Thalorien nodded, still smiling pleasantly at his captive. “Excellent, excellent. Now, where-”
“Th… lorien…” came Shiari’s voice, so weak as to be almost inaudible. “They took her… my daughter, they took…” She fell into silence again. “Unconscious.” said the commando impassively.
Thalorien’s face was frozen, his warm smile now more of a grotesque parody of a proper expression. It didn’t matter now what was going on. Now, one of her… no, one of his daughters, damn the genetics, was in danger. He pictured Arkenheart, scared and alone, wrested from her mother. He felt his rage build and build, felt Quel’Delar singing his fury, echoing his own anger back at him. “Where did you take her?”
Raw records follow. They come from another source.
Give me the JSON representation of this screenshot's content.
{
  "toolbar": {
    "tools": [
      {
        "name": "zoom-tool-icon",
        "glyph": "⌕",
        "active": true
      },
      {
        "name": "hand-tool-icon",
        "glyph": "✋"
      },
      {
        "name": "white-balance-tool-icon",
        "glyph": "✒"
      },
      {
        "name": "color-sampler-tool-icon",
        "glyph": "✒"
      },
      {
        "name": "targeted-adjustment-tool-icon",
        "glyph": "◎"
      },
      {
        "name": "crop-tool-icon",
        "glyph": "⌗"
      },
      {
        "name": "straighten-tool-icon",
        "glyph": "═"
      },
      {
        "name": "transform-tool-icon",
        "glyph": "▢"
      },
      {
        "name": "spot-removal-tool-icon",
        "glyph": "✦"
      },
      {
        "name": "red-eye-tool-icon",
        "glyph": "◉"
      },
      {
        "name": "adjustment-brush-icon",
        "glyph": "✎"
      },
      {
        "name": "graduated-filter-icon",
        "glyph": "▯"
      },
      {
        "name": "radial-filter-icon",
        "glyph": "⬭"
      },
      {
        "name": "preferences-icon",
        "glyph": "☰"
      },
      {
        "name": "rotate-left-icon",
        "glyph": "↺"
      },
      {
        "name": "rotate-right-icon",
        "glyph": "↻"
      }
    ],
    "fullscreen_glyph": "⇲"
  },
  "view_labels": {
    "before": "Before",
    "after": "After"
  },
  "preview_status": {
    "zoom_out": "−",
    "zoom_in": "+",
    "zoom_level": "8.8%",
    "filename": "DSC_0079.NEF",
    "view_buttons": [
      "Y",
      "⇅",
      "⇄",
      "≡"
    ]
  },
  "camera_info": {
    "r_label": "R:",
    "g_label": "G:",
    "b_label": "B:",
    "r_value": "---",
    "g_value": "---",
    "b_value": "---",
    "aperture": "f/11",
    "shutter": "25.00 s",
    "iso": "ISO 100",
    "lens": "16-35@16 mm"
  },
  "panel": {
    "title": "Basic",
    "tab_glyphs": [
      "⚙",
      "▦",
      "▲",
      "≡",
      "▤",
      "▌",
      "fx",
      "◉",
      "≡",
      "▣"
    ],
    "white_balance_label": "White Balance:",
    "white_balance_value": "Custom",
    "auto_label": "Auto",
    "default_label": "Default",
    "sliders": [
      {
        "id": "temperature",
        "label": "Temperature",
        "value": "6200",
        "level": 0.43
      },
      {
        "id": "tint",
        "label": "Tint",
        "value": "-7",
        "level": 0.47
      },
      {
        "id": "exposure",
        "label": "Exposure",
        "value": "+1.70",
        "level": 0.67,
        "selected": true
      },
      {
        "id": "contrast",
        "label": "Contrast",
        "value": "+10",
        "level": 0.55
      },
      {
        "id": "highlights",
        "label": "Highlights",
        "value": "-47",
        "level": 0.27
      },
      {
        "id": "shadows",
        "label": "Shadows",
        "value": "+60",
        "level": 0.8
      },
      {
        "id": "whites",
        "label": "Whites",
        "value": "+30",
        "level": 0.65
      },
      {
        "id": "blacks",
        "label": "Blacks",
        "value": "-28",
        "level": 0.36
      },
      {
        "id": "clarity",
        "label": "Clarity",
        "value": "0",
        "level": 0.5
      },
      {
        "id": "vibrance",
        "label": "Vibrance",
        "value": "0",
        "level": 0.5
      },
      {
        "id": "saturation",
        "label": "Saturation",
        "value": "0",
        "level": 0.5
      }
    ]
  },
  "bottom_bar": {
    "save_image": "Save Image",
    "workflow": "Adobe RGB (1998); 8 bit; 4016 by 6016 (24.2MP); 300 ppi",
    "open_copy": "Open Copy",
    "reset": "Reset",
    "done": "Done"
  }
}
Baltimore, his eyes hardening, yet his voice still quavering with fear, said “I don’t kn-”
He feared something greater than Thalorien. That was plain enough, and easy to rectify.
His resistance was brief. Quel’Delar left his throat, neatly sliced his left hand off, then returned to his throat in one smooth motion. He shrieked in pain, blood spurting from the stump, staining the ground and Thalorien’s boot.
“Shall we try that again?”
Baltimore only screamed in response.
“Would you like me to treat that little wound for you?”
He managed to scream yes.
The runes on Quel’Delar flared slightly. Holy energy flowed into Thalorien, then out of his hand, into the stump of his captive. He did not heal it. He seared it shut, cauterizing it in the most painful way possible. “Is that better?” he asked.
The leader only stared at him, mouth open, soundless, the pain robbing him of speech.
Well, this is certainly going to take some time, Thalorien thought. He tried not to be glad about it.